Research agenda

Safety-constrained self-driving storage.

ArgosFS treats storage autonomy as a measurable control problem: observations, plans, rejected actions, mutations, and verification results all become inspectable data.

Observe

Collect SMART fields, parser coverage, latency EWMAs, capacity provenance, boot-critical classification, workload heat, and stale-measurement markers.

Diagnose

Use risk memory and repeated evidence to distinguish unhealthy disks from missing or stale telemetry, avoiding one-sample overreaction.

Plan

Emit dry-run records containing the selected action, rejected alternatives, safety checks, expected utility, cooldowns, and capacity constraints.

Verify

Finish mutations with journal validation, fsck checks, shard verification, and adaptive mode downgrade when a post-action invariant fails.

Research questions

What ArgosFS is trying to make testable.

The project targets the gap between static local filesystems and policy-rich distributed storage: a single-machine root filesystem can still make autonomous placement and repair decisions, but only under strict boot and recovery constraints.

RQ1

Can local storage become policy-driven?

Evaluate whether capacity, health, tier, and workload signals can guide placement without hiding the decision process.

RQ2

Can automation remain safe for rootfs?

Study whether the controller can improve layout while preserving mountability, repairability, and emergency-mode behavior.

RQ3

Can experiments be reproducible?

Retain raw JSONL/CSV, manifests, command logs, and summaries so each figure or table can be regenerated from artifacts.

RQ4

Can heterogeneous disks be first-class?

Test SSD/HDD mixes, uneven capacities, tier changes, disk drain, add-disk, and degraded operation rather than assuming uniform devices.

Artifact evaluation

One command to produce reviewable artifacts.

The experiment framework writes raw event streams, processed summaries, compatibility records, manifests, and command logs.

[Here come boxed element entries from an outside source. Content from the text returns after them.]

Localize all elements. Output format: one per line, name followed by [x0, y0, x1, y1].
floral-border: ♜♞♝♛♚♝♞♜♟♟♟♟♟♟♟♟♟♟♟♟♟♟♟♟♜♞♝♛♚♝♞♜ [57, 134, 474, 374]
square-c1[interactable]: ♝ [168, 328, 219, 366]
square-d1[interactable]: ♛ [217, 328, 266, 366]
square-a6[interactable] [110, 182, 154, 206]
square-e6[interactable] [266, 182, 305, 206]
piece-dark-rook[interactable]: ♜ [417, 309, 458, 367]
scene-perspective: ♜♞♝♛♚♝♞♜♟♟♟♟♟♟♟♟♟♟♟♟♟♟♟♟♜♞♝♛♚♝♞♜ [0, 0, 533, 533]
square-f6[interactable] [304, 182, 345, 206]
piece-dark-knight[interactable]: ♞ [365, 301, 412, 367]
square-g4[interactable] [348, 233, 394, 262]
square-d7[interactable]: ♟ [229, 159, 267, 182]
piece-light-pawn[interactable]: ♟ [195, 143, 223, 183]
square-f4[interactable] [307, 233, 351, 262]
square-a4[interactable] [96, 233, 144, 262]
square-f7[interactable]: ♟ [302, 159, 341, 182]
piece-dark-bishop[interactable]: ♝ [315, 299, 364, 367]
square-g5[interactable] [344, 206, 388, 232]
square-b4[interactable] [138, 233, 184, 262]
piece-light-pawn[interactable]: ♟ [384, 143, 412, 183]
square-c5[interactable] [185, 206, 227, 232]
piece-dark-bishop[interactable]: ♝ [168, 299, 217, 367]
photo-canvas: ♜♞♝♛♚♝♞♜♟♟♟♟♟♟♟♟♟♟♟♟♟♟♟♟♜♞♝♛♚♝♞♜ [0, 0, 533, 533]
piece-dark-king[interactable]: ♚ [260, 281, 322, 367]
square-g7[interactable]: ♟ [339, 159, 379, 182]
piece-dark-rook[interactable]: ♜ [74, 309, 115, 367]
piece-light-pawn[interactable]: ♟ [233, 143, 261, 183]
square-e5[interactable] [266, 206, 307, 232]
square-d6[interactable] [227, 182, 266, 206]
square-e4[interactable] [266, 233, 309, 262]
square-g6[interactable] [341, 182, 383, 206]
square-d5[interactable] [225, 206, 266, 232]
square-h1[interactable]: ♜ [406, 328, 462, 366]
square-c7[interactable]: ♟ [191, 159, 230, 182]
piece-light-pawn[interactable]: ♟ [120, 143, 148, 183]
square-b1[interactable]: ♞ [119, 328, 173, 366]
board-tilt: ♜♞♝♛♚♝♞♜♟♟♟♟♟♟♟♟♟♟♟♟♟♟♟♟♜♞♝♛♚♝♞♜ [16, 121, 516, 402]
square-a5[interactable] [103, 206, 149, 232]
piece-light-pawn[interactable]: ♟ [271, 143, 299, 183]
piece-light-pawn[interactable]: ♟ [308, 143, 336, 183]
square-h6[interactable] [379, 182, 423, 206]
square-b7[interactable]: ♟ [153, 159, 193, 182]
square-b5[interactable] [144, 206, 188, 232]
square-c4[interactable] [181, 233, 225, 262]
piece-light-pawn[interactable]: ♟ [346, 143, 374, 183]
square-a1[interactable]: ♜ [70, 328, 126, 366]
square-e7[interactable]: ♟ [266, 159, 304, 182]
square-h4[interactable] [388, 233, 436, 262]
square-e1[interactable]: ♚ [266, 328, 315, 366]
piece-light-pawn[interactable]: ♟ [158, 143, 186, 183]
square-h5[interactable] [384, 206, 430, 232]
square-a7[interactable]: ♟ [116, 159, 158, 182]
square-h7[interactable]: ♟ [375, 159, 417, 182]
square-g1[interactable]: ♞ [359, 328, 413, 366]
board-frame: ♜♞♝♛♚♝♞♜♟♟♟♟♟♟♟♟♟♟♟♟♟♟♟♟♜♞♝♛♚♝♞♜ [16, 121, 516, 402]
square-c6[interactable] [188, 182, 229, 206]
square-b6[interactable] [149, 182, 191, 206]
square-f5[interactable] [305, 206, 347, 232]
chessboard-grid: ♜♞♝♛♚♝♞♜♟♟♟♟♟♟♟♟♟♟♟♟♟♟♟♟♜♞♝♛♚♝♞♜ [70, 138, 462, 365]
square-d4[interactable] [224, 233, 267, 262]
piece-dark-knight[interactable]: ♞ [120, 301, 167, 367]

The goal is to make review less dependent on screenshots or undocumented manual runs.

scripts/experiments/run_all.sh --quick --output paper-data/runs/ae-quick
python3 scripts/experiments/summarize_results.py \
  paper-data/runs/ae-quick/raw \
  paper-data/runs/ae-quick

Experiment families

From smoke tests to paper figures.

ArgosFS separates correctness-oriented tests from research-oriented measurements so quick CI checks and artifact evaluation can share infrastructure without pretending they have the same cost.

Recovery

Failure matrix

Clean writes, interrupted metadata commits, degraded reads, shard reconstruction, rename recovery, and orphan cleanup are exercised as explicit scenarios.

Placement

Workload shifts

Hot/cold phase changes measure whether placement converges and how much background interference the controller introduces.

Boot

QEMU rootfs matrix

Root filesystem boot, degraded boot, interrupted boot, and emergency-mode outcomes are recorded as first-class research artifacts.

Baseline

Manual and autopilot modes

ArgosFS manual policy, autopilot policy, and documented comparisons against familiar Linux storage stacks can be evaluated side by side.

Metadata

Scalability probes

Metadata size, journal behavior, snapshot costs, and import/export performance are tracked under growing file and directory populations.

Compatibility

POSIX-facing suites

Mounted smoke tests, pjdfstest-oriented checks, and skipped-record handling give compatibility results that are reproducible even when external suites are absent.

Health

Telemetry robustness

SMART parsing, stale refreshes, missing fields, latency signals, and risk memory can be studied separately from the data-path implementation.

Artifacts

Manifested runs

Each run can include commit, kernel, mode, seed, command output, generated files, and processed summary tables.

Publication angle

The central claim is not “another filesystem”.

The research contribution is the combination of rootfs-capable local storage, heterogeneous disk control, and safety-constrained autonomy.

Contribution map

What a paper can emphasize

  • A boot-first self-driving storage controller where mountability dominates optimization.
  • An explainable maintenance planner with rejected-action records and safety gates.
  • A heterogeneous placement model that treats disk capacity, tier, health, and failure domain as inputs.
  • A reproducible artifact pipeline that links raw events to summarized research claims.